Zekatlarını Kur'ana, Sünnete, fıkha, Şeriata uygun şekilde vermeyen zengin Müslümanlara hitap ediyorum:

Kaburgacı Selim Ustanın lokantasında yediğiniz içli pilavlı nar gibi kızarmış kebap ne kadar nefisti...

Geçen hafta, yediğiniz o dillere destan büryan kebabı ne kadar leziz idi.

Maşallah nefis, leziz, dillere destan, binbir gece masallarındaki gibi yemekler, tatlılar yiyorsunuz.

Sizin sofranıza konulan ordövrler bile fakir bir aileyi doyurmaya yeter.

Karnınız tok, sırtınız pek. Soğuklar size vız geliyor, çünkü doğalgazlı kaloriferleri sonuna kadar açıyorsunuz. Doğal gaz pahalı mı? Güldürmeyeyim sizi...

Lakin... Evet lakin...

Siz böyle krallar gibi yiyip içerken nice fakir Müslüman açlıkla, soğukla, sefaletle pençeleşiyor. Bir profesör dostum anlattı. Doğulu çok fakir, çok perişan öğrenciler varmış. Onlara yardım etmekten korkuyormuş, PKKdamgası yer diye...

O çocuklar ne yer ne içer?
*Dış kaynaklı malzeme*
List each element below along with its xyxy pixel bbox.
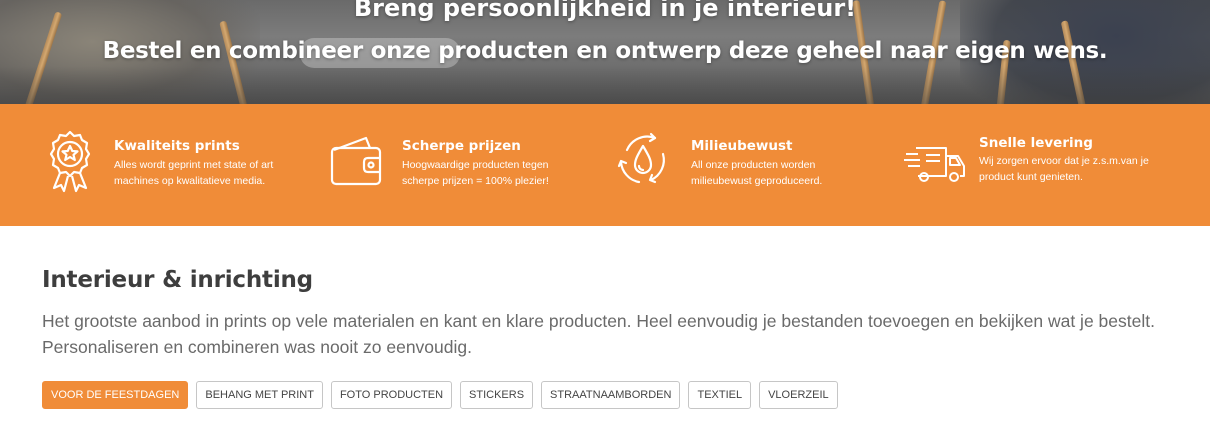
eco-drop-icon	[617, 132, 665, 184]
feature-description: Alles wordt geprint met state of art mac…	[114, 159, 274, 187]
feature-description: Wij zorgen ervoor dat je z.s.m.van je pr…	[979, 155, 1149, 183]
feature-title: Snelle levering	[979, 135, 1093, 151]
tag-foto-producten[interactable]: Foto producten	[330, 381, 453, 409]
award-icon	[49, 130, 91, 193]
wallet-icon	[330, 136, 382, 186]
tag-vloerzeil[interactable]: Vloerzeil	[759, 381, 838, 409]
feature-title: Kwaliteits prints	[114, 138, 240, 154]
feature-description: All onze producten worden milieubewust g…	[691, 159, 823, 187]
feature-title: Milieubewust	[691, 138, 793, 154]
feature-description: Hoogwaardige producten tegen scherpe pri…	[402, 159, 549, 187]
tag-behang-met-print[interactable]: Behang met print	[196, 381, 323, 409]
hero-subheadline: Bestel en combineer onze producten en on…	[102, 38, 1108, 64]
hero-banner: Breng persoonlijkheid in je interieur! B…	[0, 0, 1210, 104]
features-bar: Kwaliteits prints Alles wordt geprint me…	[0, 104, 1210, 226]
category-section: Interieur & inrichting Het grootste aanb…	[42, 267, 1182, 360]
feature-title: Scherpe prijzen	[402, 138, 521, 154]
tag-textiel[interactable]: Textiel	[688, 381, 752, 409]
delivery-truck-icon	[904, 147, 965, 182]
tag-straatnaamborden[interactable]: Straatnaamborden	[541, 381, 681, 409]
tag-stickers[interactable]: Stickers	[460, 381, 534, 409]
section-description: Het grootste aanbod in prints op vele ma…	[42, 311, 1155, 357]
section-title: Interieur & inrichting	[42, 267, 313, 293]
category-tags: Voor de feestdagen Behang met print Foto…	[42, 381, 838, 409]
hero-headline: Breng persoonlijkheid in je interieur!	[353, 0, 857, 22]
tag-voor-de-feestdagen[interactable]: Voor de feestdagen	[42, 381, 189, 409]
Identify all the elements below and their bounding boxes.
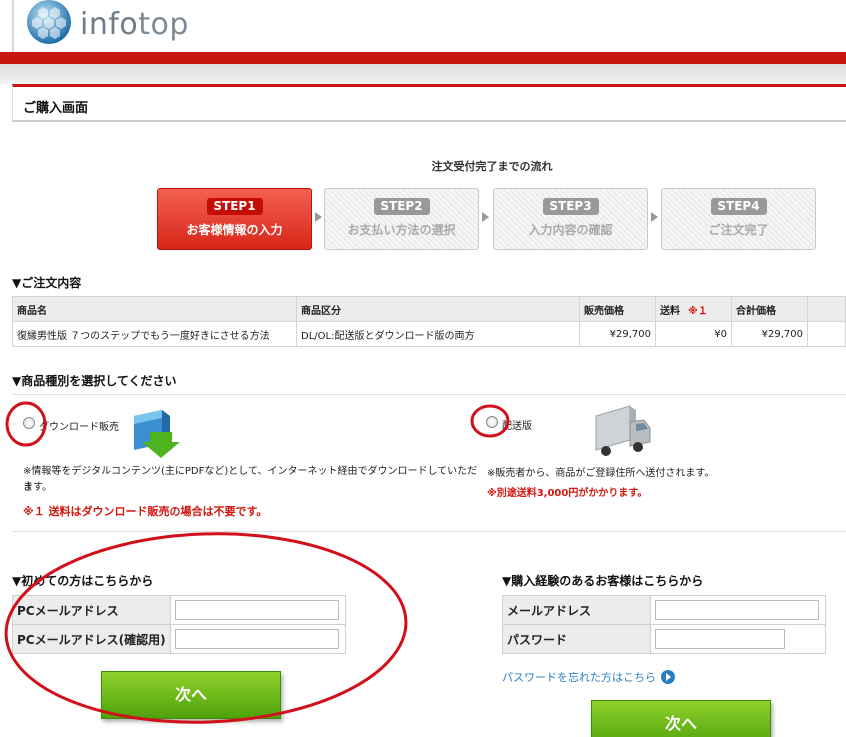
password-input[interactable]: [655, 629, 785, 649]
forgot-password-label[interactable]: パスワードを忘れた方はこちら: [502, 669, 656, 685]
header-red-bar: [0, 52, 846, 64]
header-grey-bar: [0, 64, 846, 84]
pc-email-confirm-input[interactable]: [175, 629, 339, 649]
price-cell: ¥29,700: [579, 321, 656, 347]
delivery-note: ※販売者から、商品がご登録住所へ送付されます。: [487, 468, 715, 479]
header-divider: [12, 0, 14, 52]
flow-title: 注文受付完了までの流れ: [431, 160, 553, 173]
download-icon: [134, 410, 180, 458]
step-1: STEP1 お客様情報の入力: [157, 188, 312, 250]
returning-customer-heading: ▼購入経験のあるお客様はこちらから: [502, 574, 704, 588]
form-row: PCメールアドレス: [12, 595, 346, 625]
shipping-note-marker: ※１: [688, 305, 708, 317]
col-shipping-label: 送料: [660, 305, 680, 317]
col-category: 商品区分: [296, 296, 580, 322]
download-label[interactable]: ダウンロード販売: [39, 418, 119, 433]
product-name-cell: 復縁男性版 ７つのステップでもう一度好きにさせる方法: [12, 321, 297, 347]
step-2: STEP2 お支払い方法の選択: [324, 188, 479, 250]
order-table: 商品名 商品区分 販売価格 送料 ※１ 合計価格 復縁男性版 ７つのステップでもう…: [12, 296, 846, 347]
new-customer-heading: ▼初めての方はこちらから: [12, 574, 154, 588]
form-row: PCメールアドレス(確認用): [12, 624, 346, 654]
email-input[interactable]: [655, 600, 819, 620]
total-cell: ¥29,700: [731, 321, 808, 347]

Bizim umurumuzda mı?

Siz Müslüman zenginler zekatlarınızı öncelikle fakir ve miskin Müslümanlara verseniz, bu memlekette sosyal adalet sağlanır, sefalet kalmaz.

Kur'anımızda ne yazılı? Zekatları sekiz sınıfa verin, onların ilk ikisi fakirler ve miskinler diye yazılı değil mi?

Peki biz niçin aç, sefil, işsiz, fakir, miskin, perişan kardeşlerimize zekat vermiyoruz?

Yarın Rûz-i Ceza'da Mahkeme-i Kübra'da zekat hesabı verirken sizleri Baronlarınızın kurtaracağını sanıyorsanız yanılıyorsunuz.